Freewriting: New Year’s

What is it about December that makes us all so introspective? Is it just the societal construct of the calendar, the illusory meaning we’ve given to two random consecutive days? One day is the end of an era, the next is the beginning, but for no other reason than that we’ve all agreed that it’s so.

Maybe that’s not all of it, though. A lot of anniversaries, happy and sad, seem to congregated around the end of the year. And even when those anniversaries aren’t at this time of year, we’re reminded of them, because of the people who are present and absent.

Many of us make big life decisions at the end of the year. Sometimes we don’t realize how big those decisions are. We just…pick something up, try something new, follow an impulse. Sometimes we have to keep ourselves from thinking about how big they are. Take each day as it comes, get through the week, plot out the month, look no further than that to avoid drowning.

Then, a year down the road, we look back at those decisions, and at how they’ve changed our lives. Sometimes it’s more than we expected, sometimes it’s less. Sometimes it’s not the change we expected. Sometimes the change we wanted, or needed, didn’t happen.
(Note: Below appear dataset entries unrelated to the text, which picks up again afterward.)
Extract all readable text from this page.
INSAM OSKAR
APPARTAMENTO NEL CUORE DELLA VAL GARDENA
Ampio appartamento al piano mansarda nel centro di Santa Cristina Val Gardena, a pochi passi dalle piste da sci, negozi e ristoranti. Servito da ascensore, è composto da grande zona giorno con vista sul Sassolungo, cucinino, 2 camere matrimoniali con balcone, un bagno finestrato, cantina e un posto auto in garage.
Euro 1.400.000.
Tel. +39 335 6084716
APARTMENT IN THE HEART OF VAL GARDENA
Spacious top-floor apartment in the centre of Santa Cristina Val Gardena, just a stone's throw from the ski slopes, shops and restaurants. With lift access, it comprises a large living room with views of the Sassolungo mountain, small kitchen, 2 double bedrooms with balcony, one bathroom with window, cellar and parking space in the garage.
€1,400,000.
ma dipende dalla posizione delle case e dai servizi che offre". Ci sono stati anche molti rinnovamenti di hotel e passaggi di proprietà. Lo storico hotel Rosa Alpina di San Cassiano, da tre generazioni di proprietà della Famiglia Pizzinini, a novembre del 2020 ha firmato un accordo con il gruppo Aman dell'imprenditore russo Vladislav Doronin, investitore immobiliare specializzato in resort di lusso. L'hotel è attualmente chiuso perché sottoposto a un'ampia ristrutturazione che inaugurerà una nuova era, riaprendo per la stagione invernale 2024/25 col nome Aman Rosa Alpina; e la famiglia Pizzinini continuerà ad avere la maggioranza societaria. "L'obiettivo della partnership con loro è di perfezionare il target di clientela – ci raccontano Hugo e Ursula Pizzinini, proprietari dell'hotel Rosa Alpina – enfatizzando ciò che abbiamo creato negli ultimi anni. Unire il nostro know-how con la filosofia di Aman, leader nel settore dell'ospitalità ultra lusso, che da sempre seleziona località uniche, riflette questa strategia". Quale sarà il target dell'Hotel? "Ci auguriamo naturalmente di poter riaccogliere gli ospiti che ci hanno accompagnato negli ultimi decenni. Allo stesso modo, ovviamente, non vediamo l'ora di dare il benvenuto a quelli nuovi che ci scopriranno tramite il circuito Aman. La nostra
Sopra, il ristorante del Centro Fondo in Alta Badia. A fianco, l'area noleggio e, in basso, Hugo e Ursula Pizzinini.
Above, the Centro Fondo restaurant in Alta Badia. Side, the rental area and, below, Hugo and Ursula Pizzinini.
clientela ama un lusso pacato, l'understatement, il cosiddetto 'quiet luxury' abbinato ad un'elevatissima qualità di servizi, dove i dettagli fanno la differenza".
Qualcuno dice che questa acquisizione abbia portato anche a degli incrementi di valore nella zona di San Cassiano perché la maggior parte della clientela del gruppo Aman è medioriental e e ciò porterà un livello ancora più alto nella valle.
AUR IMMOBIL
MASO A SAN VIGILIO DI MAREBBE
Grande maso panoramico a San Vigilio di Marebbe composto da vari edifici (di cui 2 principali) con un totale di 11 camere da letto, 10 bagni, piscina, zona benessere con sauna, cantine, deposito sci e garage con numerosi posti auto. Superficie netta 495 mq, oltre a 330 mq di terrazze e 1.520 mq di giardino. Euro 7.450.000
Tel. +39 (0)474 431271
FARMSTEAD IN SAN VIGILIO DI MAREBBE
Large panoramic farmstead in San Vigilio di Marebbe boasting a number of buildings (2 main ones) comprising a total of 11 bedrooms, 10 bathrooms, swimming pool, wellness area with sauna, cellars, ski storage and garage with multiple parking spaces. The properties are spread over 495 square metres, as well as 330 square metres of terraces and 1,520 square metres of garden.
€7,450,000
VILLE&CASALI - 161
I think we also are reminded of how much we’ve lost over the years when December rolls around. I don’t just mean loss in the more traditional sense, though we do tend to think about the family and friends who have gone before us at this time of year more than other times. I mean the things we had as children, that we are incapable of feeling anymore.
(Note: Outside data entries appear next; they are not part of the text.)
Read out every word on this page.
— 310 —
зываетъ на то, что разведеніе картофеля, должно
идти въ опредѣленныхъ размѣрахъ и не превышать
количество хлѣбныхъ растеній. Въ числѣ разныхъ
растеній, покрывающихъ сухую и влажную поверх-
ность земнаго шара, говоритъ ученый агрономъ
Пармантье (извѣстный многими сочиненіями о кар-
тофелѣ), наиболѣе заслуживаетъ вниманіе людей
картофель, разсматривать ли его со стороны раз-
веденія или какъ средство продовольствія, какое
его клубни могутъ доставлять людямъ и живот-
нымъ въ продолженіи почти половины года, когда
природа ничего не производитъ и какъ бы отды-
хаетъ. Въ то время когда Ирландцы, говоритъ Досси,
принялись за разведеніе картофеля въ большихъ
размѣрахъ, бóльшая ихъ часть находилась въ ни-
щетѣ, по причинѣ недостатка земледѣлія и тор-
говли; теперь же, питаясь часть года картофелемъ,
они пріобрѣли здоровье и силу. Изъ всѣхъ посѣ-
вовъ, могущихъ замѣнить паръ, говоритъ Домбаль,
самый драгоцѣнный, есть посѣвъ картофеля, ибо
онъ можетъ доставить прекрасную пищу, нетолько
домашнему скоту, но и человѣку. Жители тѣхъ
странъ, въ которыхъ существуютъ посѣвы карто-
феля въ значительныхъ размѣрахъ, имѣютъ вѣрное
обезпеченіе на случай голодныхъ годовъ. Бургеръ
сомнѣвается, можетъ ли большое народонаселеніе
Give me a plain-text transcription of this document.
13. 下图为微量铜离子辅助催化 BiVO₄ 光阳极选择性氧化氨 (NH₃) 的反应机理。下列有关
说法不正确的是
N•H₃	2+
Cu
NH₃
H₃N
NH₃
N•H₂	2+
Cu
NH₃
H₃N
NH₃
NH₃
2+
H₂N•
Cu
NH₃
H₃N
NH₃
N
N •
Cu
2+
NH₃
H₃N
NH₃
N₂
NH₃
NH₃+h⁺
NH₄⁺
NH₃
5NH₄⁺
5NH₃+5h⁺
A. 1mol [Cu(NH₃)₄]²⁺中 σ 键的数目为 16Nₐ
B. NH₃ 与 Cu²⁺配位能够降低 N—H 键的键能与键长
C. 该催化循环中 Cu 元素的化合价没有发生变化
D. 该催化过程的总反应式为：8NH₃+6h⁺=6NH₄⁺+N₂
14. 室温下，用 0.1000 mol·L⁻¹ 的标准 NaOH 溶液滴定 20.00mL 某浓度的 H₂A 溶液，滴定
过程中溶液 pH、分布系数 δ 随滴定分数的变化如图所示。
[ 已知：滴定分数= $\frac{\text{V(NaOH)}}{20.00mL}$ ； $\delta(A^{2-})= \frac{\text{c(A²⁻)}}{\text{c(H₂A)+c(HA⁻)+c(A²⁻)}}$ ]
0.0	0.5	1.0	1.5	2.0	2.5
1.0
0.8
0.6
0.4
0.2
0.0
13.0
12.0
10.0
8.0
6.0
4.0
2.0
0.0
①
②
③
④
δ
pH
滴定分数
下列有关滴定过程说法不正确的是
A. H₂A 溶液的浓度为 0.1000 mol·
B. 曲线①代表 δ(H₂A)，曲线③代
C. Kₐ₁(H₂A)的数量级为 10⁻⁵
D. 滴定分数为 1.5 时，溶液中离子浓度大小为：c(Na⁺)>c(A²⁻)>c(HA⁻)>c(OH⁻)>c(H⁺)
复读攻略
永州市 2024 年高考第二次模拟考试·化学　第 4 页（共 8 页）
The unbridled delight of a snowstorm.

The inability to sleep because we’re so excited for Christmas.

The doubt in your mind concerning magic and whether it’s real.

Some of these things we can still, sort of, find within ourselves. But it’s not quite the same. Because now we know that, eventually, we’ll have to get out and drive in the snow, and deal with all the people who don’t know how to drive in snow, or are overconfident in their snow-driving abilities. Now we have stress, and anxiety, and insomnia keeping us awake at night.  Now we know that magic exists, but only if we create it for ourselves. We know magic is a lot harder than waving around a wand, or saying the magic words.

Magic is music.

Magic is poetry.

Magic is turning ink on a page into worlds.

Most of all, magic doesn’t just happen.  It takes work, dedication, and luck.